In a world full of half-truths, NVIDIA is the pinnacle of transparency regarding performance and has been a strong advocate for MLPerf. Detailed specifications of NVIDIA product performance are here.

Some observers question NVIDIA’s ability to compete in inference processing, presumably based on a belief that the GPU is not optimal for running a particular model. However, NVIDIA has repeatedly demonstrated excellent benchmark performance on a wide variety of inference tasks. Furthermore, the new Multi-Instance GPU (MIG) increases the A100’s ability to be dynamically sized to meet model needs most efficiently.

All startups and potential investors must internalize NVIDIA’s consistent ability to improve performance, both in software and new chips, when projecting expected performance advantages versus the leader. NVIDIA shared a graph with us that shows that the company’s AI silicon platforms and software have increased performance by a factor of four in just 1.5 years. Failing to anticipate this, Nervana had promised to deliver 10X NVIDIA’s performance about the time Intel acquired the startup. However, by the time Intel canceled the project in 2019, Nervana’s performance lead was less than 2X. Now that the A100 is out, the Nervana chip would not be compelling, if even competitive. Software alone improved the V100 performance by anywhere from 10 to 120%.

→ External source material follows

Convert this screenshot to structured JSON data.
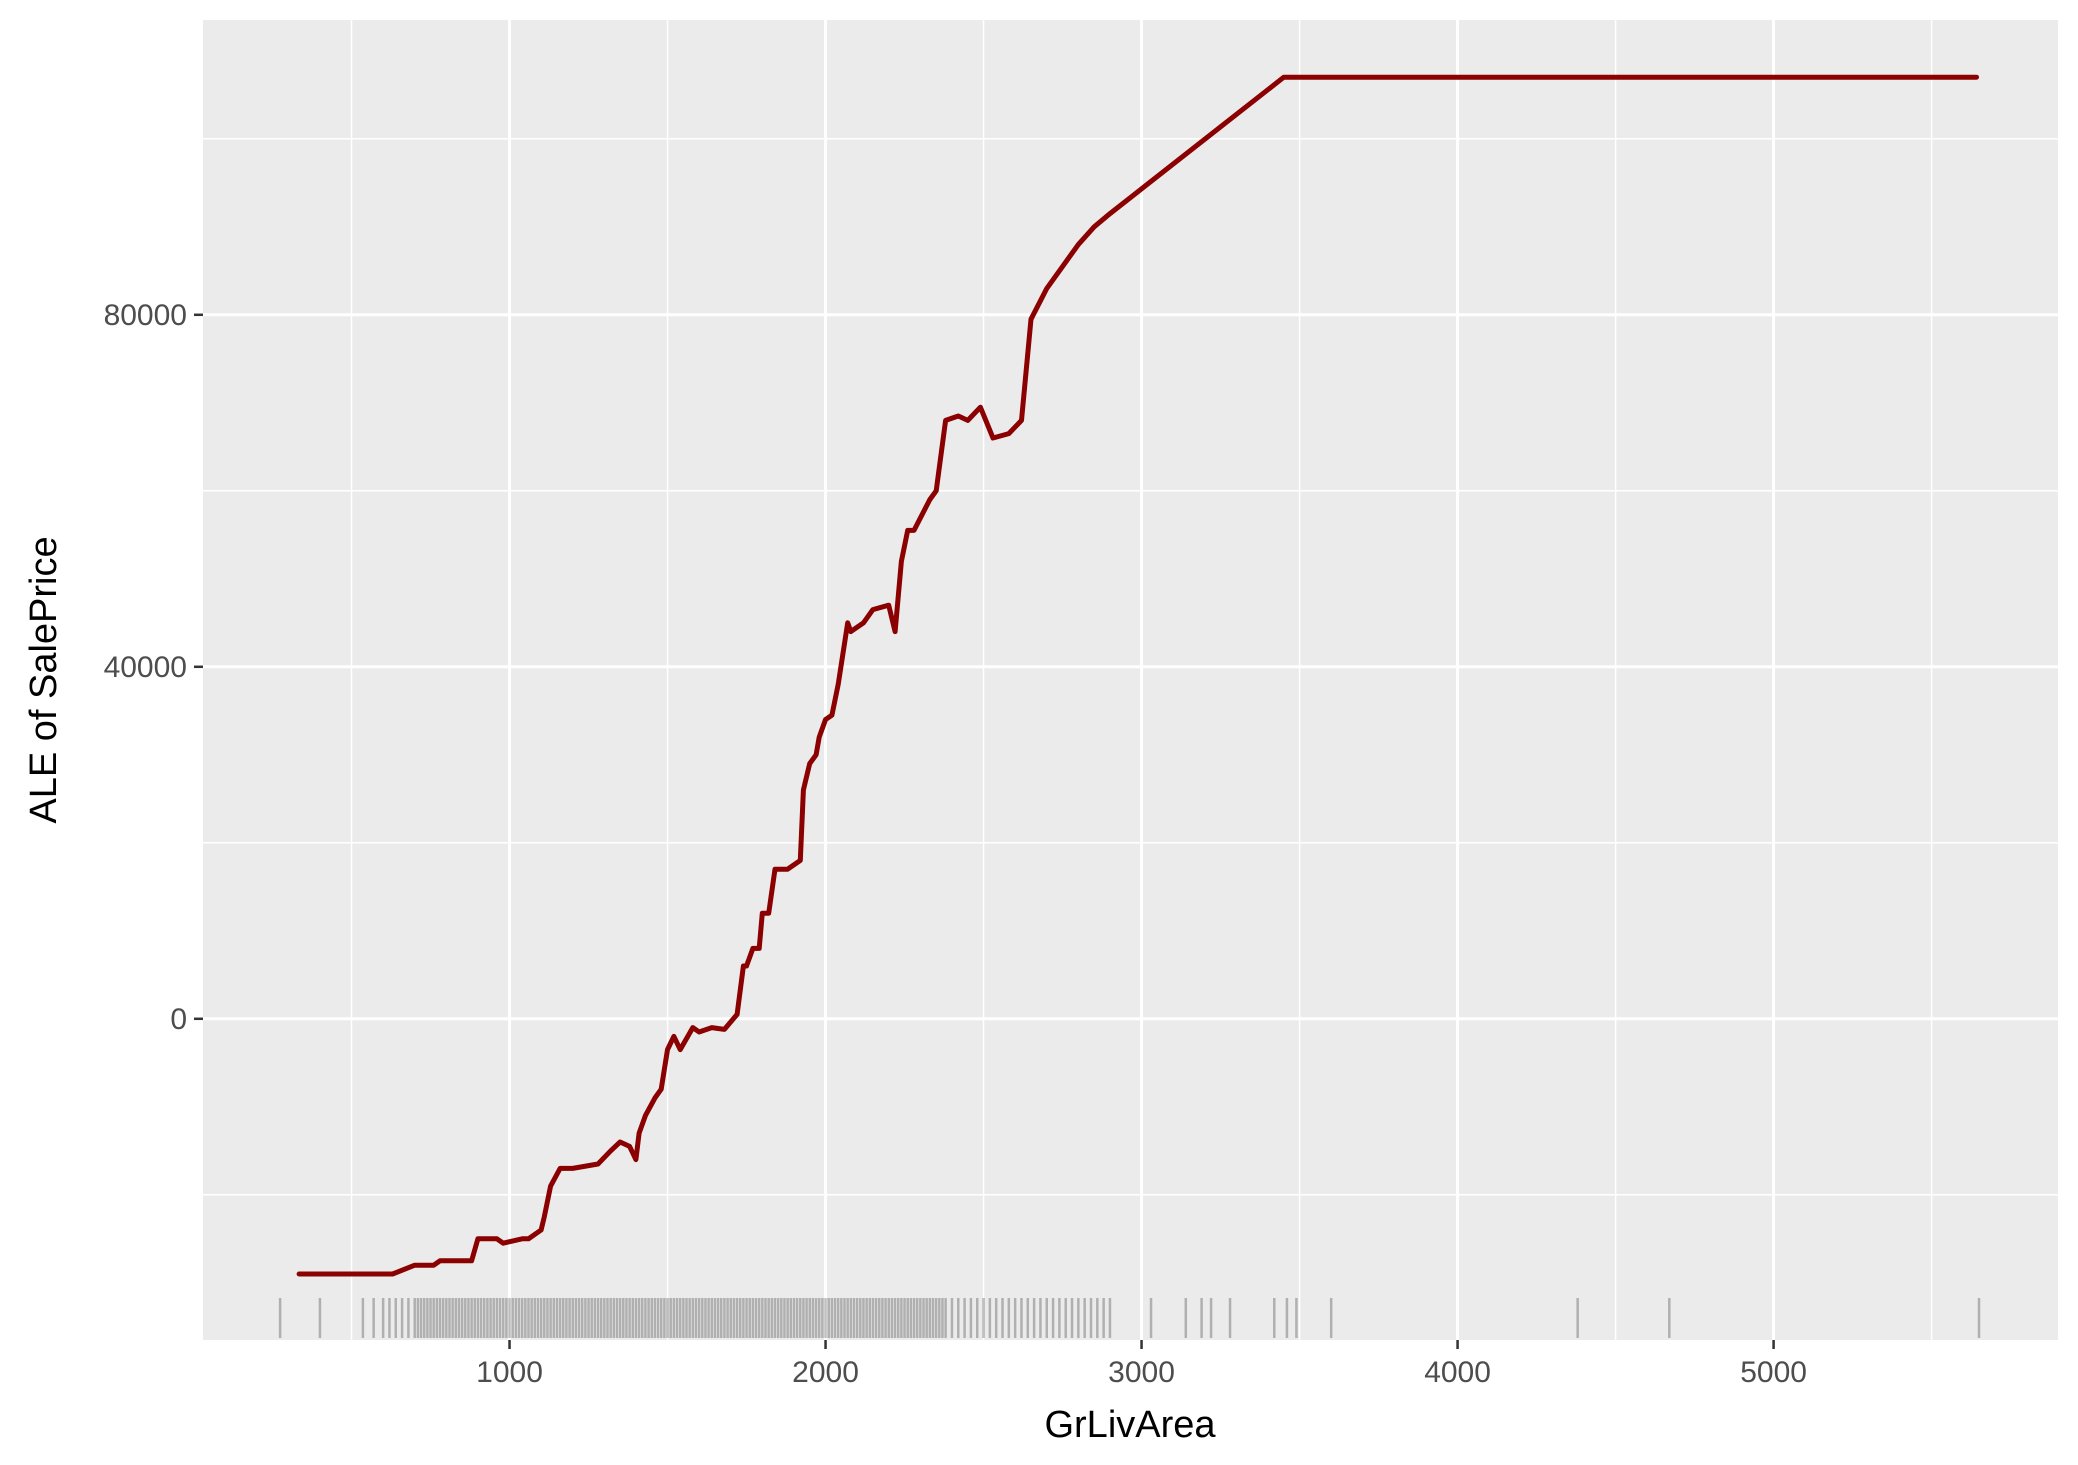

Of course, we must note that NVIDIA intends to acquire Arm, which would provide Jensen a route to market to monetize IP he does not care to productize. This acquisition could establish NVIDIA as a broad-based supplier of high-performance data centers, platforms, silicon, and IP if approved. The acquisition raises objections, especially from Arm partners who compete with NVIDIA, and closing this deal will be problematic. However, we believe NVIDIA will be just fine even if the deal fails.

Strengths: NVIDIA has built a significant lead in hardware, software, and ecosystem for AI acceleration. Its size and share make them a formidable, if not unbeatable, competitor. There are four reasons why NVIDIA continues to be the leader for #AI in the data center.

1.   NVIDIA has high-speed hardware and optimized software that accelerates a wide variety of workloads, not just AI, which increases data center utilization.

2.   NVIDIA builds optimized platforms (DGX, HGX, Jetson, Drive) that are easy to deploy and include AMD or Intel CPUs and Mellanox networking.

3.   NVIDIA nurtures and benefits from a massive ecosystem of cloud service providers, software, and researchers worldwide

Finally, note that cloud service providers prefer the NVIDIA GPU, as it accelerates Deep Neural Networks, HPC, and Machine Learning, improving the CSP’s utilization rates and profitability.

Weaknesses: NVIDIA has decided to stay with its single architecture strategy while adding specific features for important markets like gaming, HPC, and AI. We believe it is true that a chip that only supports a few workloads could be theoretically faster. However, it is essential to note that while this thesis from most AI startup venture pitches is intriguing, it indeed has been belied by NVIDIA’s actual performance and results.

Disclosures: My firm, Cambrian AI Research, is fortunate to have many, if not most, semiconductor firms as our clients, including NVIDIA, Intel, IBM, Qualcomm, Blaize Graphcore, Synopsys and Tenstorrent. We have no investment positions in any of the companies mentioned in this article.